Theres a good chance he will come back, it may not be right away but I have heard several stories where they show up after a few days, some a week. He may decide to hang around with the flock for a while and return or may stay with them and find a mate. If your lucky he will bring his mate home too and then you could see Homer jr's.

Hope he comes back to you soon ! keep us posted.


----------



## Reti (Jul 20, 2003)

My Andrew went missing for three weeks. Eventually he came back with his mate and never left after that. 
Chances are he will be back.
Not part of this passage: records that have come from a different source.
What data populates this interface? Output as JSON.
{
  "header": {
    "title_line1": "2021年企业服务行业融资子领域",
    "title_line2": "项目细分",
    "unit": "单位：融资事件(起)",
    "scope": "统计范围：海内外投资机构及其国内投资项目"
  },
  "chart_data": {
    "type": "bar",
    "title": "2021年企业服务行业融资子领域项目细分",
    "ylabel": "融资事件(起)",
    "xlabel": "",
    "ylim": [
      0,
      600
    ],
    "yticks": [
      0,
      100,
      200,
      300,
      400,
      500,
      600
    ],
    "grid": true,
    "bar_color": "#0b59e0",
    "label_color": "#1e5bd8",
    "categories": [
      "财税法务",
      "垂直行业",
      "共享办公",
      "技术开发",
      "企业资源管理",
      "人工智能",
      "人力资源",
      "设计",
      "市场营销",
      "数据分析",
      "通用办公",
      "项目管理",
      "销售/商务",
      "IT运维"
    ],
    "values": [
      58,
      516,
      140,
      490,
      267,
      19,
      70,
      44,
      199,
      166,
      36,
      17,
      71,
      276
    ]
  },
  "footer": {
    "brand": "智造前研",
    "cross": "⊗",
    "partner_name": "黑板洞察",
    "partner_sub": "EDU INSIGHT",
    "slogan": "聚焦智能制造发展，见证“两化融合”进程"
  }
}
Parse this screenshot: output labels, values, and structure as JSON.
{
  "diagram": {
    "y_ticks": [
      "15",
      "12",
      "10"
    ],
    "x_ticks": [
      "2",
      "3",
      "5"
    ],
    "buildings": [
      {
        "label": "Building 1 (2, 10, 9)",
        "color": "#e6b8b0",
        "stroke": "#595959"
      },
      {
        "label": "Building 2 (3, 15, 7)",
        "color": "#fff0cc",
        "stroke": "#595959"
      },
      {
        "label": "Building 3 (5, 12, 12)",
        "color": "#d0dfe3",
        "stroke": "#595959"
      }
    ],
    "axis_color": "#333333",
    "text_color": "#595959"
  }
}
He might be busy courting right now.

Reti


----------



## Skyeking (Jan 17, 2003)

Hello and welcome to pigeons.com


Pigeons are instinctively social creatures so it is normal for them to be together, he must have been absolutely overwhelmed with the flock and joined them.

There is a chance that he will return, especially if he is very familiar with the outside of his "home", and has been allowed to come and go as he pleases.


----------



## mrbatty (Nov 9, 2005)

*Homer*



Mistifire said:


> Hi mrbatty,
> 
> Theres a good chance he will come back, it may not be right away but I have heard several stories where they show up after a few days, some a week. He may decide to hang around with the flock for a while and return or may stay with them and find a mate. If your lucky he will bring his mate home too and then you could see Homer jr's.
> 
> Hope he comes back to you soon ! keep us posted.



THANKS FOR THE INFORMATION AND WHEN AND IF HE SHOWS UP WITH A GUEST OR NOT I WILL LET YOU KNOW.


----------